Trace is captured properly and model and provider is obtained thanks to the provided str when initiating the model:
As we can see inside opik's callback:
def on_lm_start(
self,
call_id: str,
instance: Any,
inputs: Dict[str, Any],
) -> None:
span_data = self._collect_common_span_data(instance, inputs)
provider, model = instance.model.split(r"/", 1)
span_data.update(
provider=provider,
model=model,
name=f"{span_data.name}: {provider} - {model}",
)
self._map_call_id_to_span_data[call_id] = span_data
self._set_current_context_data(span_data)

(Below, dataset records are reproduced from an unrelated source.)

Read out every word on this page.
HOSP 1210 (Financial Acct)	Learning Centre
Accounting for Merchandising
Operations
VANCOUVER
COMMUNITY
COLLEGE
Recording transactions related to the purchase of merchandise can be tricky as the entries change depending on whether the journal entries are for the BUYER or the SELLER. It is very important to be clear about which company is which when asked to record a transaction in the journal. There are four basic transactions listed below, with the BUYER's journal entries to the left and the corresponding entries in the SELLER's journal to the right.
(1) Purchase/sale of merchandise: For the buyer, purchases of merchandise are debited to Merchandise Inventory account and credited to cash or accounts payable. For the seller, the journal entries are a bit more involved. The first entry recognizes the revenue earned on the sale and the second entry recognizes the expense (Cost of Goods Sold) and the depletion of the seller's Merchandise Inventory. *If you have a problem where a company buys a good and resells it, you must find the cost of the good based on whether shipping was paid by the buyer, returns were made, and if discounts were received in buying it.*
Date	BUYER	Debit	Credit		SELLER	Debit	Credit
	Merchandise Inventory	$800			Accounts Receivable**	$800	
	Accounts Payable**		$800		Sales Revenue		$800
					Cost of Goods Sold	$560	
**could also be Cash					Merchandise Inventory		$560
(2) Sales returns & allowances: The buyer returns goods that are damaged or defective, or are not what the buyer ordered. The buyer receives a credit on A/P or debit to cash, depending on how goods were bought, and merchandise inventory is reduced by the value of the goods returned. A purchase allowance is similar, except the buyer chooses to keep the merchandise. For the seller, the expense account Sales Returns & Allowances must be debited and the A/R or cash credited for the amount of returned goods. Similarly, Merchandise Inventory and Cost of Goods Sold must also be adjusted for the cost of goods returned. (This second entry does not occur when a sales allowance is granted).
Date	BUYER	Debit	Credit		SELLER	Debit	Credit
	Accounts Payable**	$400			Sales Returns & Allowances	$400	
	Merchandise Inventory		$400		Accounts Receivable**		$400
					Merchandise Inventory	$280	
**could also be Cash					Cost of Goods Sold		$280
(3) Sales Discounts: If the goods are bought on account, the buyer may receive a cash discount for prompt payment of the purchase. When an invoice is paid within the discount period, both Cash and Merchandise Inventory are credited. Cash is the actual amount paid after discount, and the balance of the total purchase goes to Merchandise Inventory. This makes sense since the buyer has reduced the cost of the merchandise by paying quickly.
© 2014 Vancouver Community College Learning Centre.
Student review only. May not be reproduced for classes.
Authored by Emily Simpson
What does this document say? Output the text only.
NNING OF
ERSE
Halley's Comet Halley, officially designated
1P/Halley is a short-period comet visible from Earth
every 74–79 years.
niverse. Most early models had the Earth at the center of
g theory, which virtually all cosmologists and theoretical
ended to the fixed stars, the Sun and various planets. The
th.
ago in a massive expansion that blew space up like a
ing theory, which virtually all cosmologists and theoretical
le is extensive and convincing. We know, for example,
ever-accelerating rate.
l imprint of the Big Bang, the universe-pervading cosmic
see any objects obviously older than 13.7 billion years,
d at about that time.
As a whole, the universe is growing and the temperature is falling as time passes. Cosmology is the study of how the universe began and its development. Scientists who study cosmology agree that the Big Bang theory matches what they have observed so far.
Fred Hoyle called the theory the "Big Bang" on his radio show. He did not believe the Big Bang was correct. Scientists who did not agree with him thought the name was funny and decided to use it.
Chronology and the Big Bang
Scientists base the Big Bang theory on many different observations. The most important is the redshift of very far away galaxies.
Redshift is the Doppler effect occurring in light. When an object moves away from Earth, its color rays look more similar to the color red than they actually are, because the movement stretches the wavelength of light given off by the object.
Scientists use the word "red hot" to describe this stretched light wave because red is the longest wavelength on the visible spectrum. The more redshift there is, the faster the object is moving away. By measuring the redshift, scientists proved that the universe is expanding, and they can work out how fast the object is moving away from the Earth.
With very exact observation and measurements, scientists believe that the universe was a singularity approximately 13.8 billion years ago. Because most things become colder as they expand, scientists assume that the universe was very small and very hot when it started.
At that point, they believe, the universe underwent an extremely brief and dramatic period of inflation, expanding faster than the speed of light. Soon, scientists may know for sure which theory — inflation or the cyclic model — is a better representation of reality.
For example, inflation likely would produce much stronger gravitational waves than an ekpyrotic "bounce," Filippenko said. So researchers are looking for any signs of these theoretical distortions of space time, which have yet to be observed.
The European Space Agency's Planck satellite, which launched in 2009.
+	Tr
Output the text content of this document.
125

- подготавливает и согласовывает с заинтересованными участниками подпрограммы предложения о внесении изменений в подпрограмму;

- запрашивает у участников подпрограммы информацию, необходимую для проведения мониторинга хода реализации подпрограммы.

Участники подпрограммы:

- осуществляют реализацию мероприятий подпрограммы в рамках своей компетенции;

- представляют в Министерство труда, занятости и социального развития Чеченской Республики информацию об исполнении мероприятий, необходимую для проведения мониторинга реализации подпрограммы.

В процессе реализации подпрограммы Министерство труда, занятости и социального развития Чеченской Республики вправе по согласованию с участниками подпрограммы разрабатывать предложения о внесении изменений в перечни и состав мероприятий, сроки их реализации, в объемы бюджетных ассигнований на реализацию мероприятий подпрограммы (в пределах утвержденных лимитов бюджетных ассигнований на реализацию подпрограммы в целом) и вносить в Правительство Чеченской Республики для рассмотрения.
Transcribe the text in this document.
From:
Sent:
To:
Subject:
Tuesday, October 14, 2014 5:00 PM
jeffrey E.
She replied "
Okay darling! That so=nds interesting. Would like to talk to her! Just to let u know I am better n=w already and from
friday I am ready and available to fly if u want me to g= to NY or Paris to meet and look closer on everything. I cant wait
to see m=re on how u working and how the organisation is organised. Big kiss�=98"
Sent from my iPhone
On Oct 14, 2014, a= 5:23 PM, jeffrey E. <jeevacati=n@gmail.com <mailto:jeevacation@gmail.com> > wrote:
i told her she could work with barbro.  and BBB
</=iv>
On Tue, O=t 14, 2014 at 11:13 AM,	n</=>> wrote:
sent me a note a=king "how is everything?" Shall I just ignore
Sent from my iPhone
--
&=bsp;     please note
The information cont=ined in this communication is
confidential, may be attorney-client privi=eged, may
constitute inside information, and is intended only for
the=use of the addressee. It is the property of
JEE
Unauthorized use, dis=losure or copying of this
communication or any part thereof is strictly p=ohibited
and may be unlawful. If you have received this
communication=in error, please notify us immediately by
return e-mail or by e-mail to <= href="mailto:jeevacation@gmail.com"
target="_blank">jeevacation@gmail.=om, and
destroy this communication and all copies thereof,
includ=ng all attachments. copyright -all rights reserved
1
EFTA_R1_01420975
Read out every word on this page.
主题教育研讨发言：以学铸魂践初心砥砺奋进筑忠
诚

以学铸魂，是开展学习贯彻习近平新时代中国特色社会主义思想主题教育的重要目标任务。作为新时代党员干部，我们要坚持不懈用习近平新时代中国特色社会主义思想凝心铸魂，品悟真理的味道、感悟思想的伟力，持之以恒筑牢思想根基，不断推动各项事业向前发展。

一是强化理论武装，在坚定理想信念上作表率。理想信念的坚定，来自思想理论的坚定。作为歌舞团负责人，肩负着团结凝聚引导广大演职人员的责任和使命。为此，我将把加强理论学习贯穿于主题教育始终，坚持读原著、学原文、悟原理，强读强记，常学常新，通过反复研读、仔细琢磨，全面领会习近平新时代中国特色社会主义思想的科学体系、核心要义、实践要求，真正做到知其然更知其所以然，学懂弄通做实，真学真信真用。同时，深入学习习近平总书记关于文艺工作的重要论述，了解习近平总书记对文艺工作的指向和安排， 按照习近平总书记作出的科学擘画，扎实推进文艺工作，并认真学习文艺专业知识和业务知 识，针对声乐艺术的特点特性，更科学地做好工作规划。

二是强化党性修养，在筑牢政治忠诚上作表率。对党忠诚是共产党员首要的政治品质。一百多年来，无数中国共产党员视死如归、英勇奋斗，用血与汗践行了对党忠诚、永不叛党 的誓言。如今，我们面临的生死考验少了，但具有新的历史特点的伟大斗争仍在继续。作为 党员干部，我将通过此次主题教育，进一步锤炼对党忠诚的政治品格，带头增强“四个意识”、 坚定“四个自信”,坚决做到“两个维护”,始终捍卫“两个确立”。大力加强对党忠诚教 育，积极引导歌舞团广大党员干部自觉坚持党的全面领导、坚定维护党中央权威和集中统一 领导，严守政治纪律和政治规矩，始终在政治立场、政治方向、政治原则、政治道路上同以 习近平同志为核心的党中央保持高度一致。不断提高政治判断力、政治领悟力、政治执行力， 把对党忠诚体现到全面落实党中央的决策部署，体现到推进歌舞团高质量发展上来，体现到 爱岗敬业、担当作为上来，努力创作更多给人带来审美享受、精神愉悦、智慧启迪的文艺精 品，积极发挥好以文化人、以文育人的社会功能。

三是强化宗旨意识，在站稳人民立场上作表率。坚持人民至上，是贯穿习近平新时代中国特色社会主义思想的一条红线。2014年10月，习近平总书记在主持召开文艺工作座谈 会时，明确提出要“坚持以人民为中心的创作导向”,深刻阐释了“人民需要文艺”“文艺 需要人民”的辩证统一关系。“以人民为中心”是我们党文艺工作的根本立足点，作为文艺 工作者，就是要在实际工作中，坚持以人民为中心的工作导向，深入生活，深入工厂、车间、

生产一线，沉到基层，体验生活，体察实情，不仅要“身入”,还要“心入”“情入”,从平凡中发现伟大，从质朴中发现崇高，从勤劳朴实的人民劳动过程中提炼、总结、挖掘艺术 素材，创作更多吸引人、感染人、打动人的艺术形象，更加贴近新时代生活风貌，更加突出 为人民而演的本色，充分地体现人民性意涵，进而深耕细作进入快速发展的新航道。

In openrouter, however, each model has many different providers, each of them with specific prices:
This time, as seen in the body received, it chose Cerebras as provider. As we can see, even if openrouter is the right provider, there is no way we can calculate costs unless the internal real provider is supported.
Thanks for getting back with more details on this! I will mark it as a feature request.
Jira Ticket Created: OPIK-3398
Hi @ralsofias, I have merged an improvement for our DSPy integration that will automatically track the cost when using OpenRouter models. It will be part of the next update.